Unlike **RNNs**, which process sequences step by step, **Transformers** process entire sequences in parallel. This means Transformers do not inherently understand word order, which is crucial for language understanding.

To address this, **positional encoding** is added to the input embeddings to incorporate word order information.
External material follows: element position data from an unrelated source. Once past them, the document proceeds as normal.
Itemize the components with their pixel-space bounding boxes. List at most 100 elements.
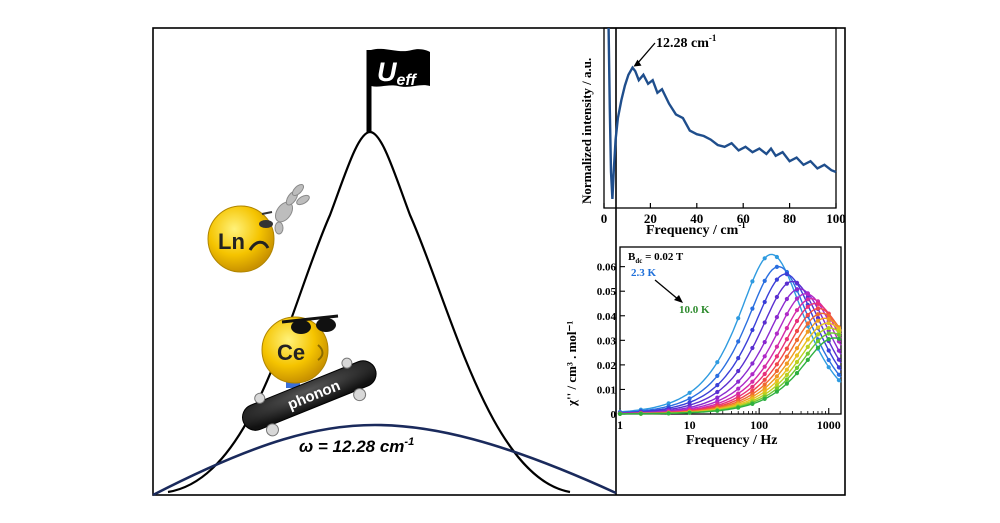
chi-data-point [774,389,780,394]
chi-data-point [750,345,755,351]
chi-data-point [715,408,720,413]
spectrum-x-tick-label: 0 [601,211,608,226]
energy-barrier-panel: Ueff Ln Ce [152,48,617,497]
spectrum-x-tick-label: 80 [783,211,796,226]
chi-data-point [774,379,780,384]
chi-data-point [750,401,755,406]
chi-data-point [794,365,800,370]
chi-data-point [687,390,692,395]
chi-data-point [750,279,755,284]
chi-series-line [619,265,842,414]
ln-label: Ln [218,229,245,254]
spectrum-x-tick-label: 100 [826,211,846,226]
chi-data-point [784,372,790,377]
chi-data-point [836,329,842,334]
chi-data-point [794,353,800,358]
chi-data-point [826,348,831,353]
chi-data-point [784,326,790,331]
chi-data-point [836,348,842,353]
chi-y-tick-label: 0.05 [597,286,617,298]
chi-data-point [774,368,780,373]
chi-data-point [815,345,821,350]
chi-data-point [774,383,780,388]
chi-data-point [836,332,842,337]
chi-data-point [826,316,831,322]
chi-data-point [762,371,767,377]
spectrum-x-tick-label: 20 [644,211,657,226]
chi-x-tick-label: 1 [617,418,623,432]
chi-data-point [736,316,741,321]
ce-emoji: Ce [261,314,339,388]
chi-data-point [794,337,800,343]
chi-data-point [794,287,800,292]
chi-data-point [750,306,755,311]
chi-data-point [784,346,790,351]
chi-data-point [774,315,780,320]
chi-data-point [750,327,755,333]
chi-data-point [774,362,780,367]
chi-data-point [826,337,831,342]
waving-hand-icon [274,183,310,235]
chi-y-tick-label: 0 [611,409,617,421]
chi-y-tick-label: 0.02 [597,360,617,372]
ln-emoji: Ln [207,183,310,273]
chi-data-point [666,411,671,416]
chi-data-point [750,388,755,393]
chi-data-point [784,377,790,382]
chi-data-point [794,308,800,313]
ce-label: Ce [277,340,305,365]
chi-data-point [794,328,800,334]
t-low-label: 2.3 K [631,267,657,279]
t-high-label: 10.0 K [679,304,710,316]
chi-data-point [750,379,755,384]
chi-data-point [815,325,821,330]
temperature-arrow [654,279,680,301]
chi-data-point [826,357,831,363]
chi-y-tick-label: 0.04 [597,311,617,323]
chi-data-point [750,384,755,389]
chi-data-point [715,395,720,400]
bdc-label: Bdc = 0.02 T [628,251,684,265]
chi-xlabel: Frequency / Hz [686,433,778,448]
chi-data-point [736,356,741,361]
wheel-icon [353,388,367,402]
chi-data-point [774,386,780,391]
temperature-arrowhead [674,295,683,303]
chi-data-point [736,368,741,374]
chi-data-point [762,299,767,305]
spectrum-plot-frame [603,27,837,209]
chi-data-point [805,291,810,296]
chi-data-point [784,367,790,372]
chi-data-point [794,318,800,324]
chi-data-point [715,360,720,365]
chi-series-line [619,253,842,413]
chi-data-point [687,396,692,401]
chi-x-tick-label: 100 [750,418,768,432]
chi-data-point [762,386,767,391]
wheel-icon [254,392,266,404]
chi-data-point [736,386,741,391]
chi-x-tick-label: 1000 [817,418,841,432]
chi-data-point [815,312,821,317]
spectrum-line [607,27,837,200]
wheel-icon [265,423,279,437]
chi-data-point [784,272,790,277]
chi-data-point [762,278,767,283]
chi-data-point [715,373,720,378]
ln-frown [248,240,270,251]
chi-data-point [836,378,842,383]
spectrum-x-tick-label: 40 [690,211,703,226]
chi-data-point [774,331,780,336]
chi-data-point [826,321,831,326]
chi-data-point [805,329,810,334]
chi-data-point [750,372,755,377]
chi-data-point [794,296,800,301]
chi-data-point [784,361,790,366]
chi-data-point [784,337,790,342]
chi-data-point [774,254,780,260]
chi-data-point [774,354,780,359]
chi-data-point [794,371,800,376]
chi-data-point [762,354,767,359]
chi-data-point [826,365,831,370]
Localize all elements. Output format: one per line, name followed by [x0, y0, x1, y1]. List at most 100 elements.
### How Positional Encoding Works

The original Transformer model by **Vaswani et al. (2017)** used sinusoidal positional encodings, where each token’s position is represented using **sine and cosine functions**:

$$
PE(pos, 2i) = \sin\left(\frac{pos}{10000^{2i/d_{model}}}\right)
$$

$$
PE(pos, 2i+1) = \cos\left(\frac{pos}{10000^{2i/d_{model}}}\right)
$$

where:
- \( pos \) is the position index of the token.
- \( i \) is the dimension index.
- \( d_{model} \) is the embedding dimension.

This function ensures that the positional encodings are **unique** for each token and allow the model to generalize to longer sequences.

### Alternative Positional Encoding Techniques

Several modifications to the original positional encoding have been introduced:

- **Absolute Positional Embeddings**: Used in BERT and RoBERTa, where each position has a learned embedding.
- **Rotary Position Embeddings (RoPE)**: Introduced in later models (e.g., GPT-4), encoding relative positions to capture long-range dependencies more effectively.
- **No Positional Encoding (NoPE)**: Some researchers argue that self-attention implicitly learns position information, reducing the need for explicit encoding.

### Visualization of Positional Encoding

The effect of positional encoding can be visualized using **heatmaps**. Models like **exBERT** and **BertViz** allow us to inspect attention maps, revealing how tokens attend to others based on their position.